Oyeron que un cajón se cerraba en la cocina.

—¿Dónde diablos están mis llaves?

Desde otra parte de la casa provenían las risas de los niños.

—¿Doreen? ¿Danny? —Ethan llamó a los pequeños, pero solo obtuvo el silencio como respuesta—. ¿Dónde están mis llaves? —se oyeron unas risitas.

Lacey se volvió para mirar a Gumpy.

—¿En el retrete? —le preguntó.

Él asintió y ella esperó la inminente explosión, pero no fue así.

Ethan regresó al salón, se sentó en el sofá y cerró los ojos. Parecía cansado y desanimado.

—Seguro que ni siquiera sabe cocinar —murmuró.

—No sabrás lo que es comer hasta que no pruebes mi chili vegetariano —dijo ella, orgullosa.

—¿Vegetariano? —dijo él con desagrado.

Incluso Gumpy la miraba del mismo modo.

—¿Vegetariano?

Oyeron que los niños tiraban la cadena una y otra vez y que no paraban de reírse.

—En estos momentos, mi vida no podía ser peor —dijo Ethan despacio. A Lacey le pareció prudente permanecer callada—. ¿Señorita? —dijo Ethan abriendo un ojo.

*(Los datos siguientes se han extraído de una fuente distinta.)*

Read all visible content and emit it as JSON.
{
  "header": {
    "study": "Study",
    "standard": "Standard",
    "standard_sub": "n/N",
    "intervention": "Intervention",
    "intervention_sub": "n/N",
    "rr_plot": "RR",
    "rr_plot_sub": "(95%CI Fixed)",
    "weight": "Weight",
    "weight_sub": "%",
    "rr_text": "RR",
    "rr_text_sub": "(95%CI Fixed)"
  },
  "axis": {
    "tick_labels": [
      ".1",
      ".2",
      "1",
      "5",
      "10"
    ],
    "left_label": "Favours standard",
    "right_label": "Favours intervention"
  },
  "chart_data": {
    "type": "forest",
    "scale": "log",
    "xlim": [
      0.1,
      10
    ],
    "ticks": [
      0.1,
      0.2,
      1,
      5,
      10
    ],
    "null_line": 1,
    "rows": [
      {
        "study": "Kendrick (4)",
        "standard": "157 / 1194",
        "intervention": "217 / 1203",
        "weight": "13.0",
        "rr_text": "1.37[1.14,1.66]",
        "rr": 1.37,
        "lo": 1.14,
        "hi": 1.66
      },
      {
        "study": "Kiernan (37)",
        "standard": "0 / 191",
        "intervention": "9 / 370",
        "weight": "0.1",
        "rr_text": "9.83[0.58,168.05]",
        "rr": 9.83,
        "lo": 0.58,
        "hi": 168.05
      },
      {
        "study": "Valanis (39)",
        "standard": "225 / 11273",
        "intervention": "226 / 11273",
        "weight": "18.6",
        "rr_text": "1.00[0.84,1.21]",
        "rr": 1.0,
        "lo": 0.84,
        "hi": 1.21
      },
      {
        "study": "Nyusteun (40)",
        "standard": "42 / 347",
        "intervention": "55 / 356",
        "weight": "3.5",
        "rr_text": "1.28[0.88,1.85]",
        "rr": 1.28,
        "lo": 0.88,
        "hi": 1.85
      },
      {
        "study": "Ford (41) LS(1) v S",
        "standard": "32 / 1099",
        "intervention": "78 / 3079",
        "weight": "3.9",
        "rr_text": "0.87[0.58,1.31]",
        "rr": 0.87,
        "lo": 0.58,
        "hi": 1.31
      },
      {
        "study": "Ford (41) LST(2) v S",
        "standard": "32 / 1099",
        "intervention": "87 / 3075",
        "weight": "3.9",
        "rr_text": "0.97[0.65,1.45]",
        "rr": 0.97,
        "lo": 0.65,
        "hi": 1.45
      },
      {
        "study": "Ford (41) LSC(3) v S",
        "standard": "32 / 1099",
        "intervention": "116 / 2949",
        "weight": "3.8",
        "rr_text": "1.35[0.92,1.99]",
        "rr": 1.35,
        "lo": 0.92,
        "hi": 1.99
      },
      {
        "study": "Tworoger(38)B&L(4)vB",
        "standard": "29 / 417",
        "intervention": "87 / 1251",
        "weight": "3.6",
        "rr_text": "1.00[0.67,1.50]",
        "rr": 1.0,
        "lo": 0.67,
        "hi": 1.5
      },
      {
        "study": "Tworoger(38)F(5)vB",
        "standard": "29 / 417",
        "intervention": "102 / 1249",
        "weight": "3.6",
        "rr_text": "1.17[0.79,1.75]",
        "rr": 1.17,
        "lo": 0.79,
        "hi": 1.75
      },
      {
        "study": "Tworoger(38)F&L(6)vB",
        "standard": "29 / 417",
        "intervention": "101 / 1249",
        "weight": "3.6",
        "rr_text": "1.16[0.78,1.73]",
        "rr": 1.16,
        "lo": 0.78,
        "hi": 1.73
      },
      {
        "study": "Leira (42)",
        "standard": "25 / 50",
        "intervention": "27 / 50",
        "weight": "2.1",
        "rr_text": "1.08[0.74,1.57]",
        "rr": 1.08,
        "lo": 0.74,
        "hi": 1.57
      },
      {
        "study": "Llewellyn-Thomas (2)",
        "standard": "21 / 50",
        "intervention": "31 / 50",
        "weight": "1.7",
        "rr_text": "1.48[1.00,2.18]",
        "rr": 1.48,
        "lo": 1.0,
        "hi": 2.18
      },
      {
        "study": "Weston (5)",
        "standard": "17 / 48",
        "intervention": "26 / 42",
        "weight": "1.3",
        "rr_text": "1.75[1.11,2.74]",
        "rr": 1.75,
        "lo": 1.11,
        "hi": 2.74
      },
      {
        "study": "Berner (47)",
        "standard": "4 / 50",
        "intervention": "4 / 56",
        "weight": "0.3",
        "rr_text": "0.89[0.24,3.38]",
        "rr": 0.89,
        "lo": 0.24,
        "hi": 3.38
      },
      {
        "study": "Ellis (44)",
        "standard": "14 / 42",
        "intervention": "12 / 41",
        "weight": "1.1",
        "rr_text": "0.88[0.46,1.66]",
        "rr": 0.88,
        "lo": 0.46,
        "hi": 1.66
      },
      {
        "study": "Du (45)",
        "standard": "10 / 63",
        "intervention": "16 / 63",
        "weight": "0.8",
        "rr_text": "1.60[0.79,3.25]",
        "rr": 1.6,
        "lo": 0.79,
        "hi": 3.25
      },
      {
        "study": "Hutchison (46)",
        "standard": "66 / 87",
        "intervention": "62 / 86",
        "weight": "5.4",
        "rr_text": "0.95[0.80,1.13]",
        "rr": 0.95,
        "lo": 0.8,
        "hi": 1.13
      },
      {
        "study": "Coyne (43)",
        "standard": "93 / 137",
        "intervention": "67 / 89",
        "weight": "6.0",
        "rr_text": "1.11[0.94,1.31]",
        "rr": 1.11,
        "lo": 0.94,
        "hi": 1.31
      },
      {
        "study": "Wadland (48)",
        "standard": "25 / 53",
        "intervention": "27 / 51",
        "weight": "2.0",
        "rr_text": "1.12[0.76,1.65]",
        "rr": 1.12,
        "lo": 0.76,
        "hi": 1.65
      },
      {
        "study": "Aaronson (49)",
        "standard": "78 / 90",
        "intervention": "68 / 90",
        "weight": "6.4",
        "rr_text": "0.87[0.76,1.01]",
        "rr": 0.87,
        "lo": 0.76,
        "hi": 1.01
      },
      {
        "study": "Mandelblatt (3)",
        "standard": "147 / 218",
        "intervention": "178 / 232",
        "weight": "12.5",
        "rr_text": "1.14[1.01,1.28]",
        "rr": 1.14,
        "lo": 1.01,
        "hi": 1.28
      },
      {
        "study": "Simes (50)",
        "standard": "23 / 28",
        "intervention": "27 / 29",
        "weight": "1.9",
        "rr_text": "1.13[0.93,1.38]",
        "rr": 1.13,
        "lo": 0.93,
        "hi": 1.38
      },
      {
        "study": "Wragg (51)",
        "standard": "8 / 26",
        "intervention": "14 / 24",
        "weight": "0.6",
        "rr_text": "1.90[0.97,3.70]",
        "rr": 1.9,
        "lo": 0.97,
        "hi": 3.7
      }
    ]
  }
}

—Señora —lo corrigió ella.

—Está en un rancho —le dijo cerrando los ojos de nuevo—. Criamos ganado y promocionamos la carne roja.

—Ah.

Sonó el teléfono y durante unos momentos pareció que ambos hombres estaban dispuestos a ignorar la llamada.

—¿Sabes quién es, no? —le preguntó Ethan a Gumpy.

—Ni idea.

—Es una mujer furiosa, de cincuenta y siete años, que ha criado a cuatro niños con éxito a base de carne y patatas.

Se levantó del sofá y se dirigió a contestar el teléfono.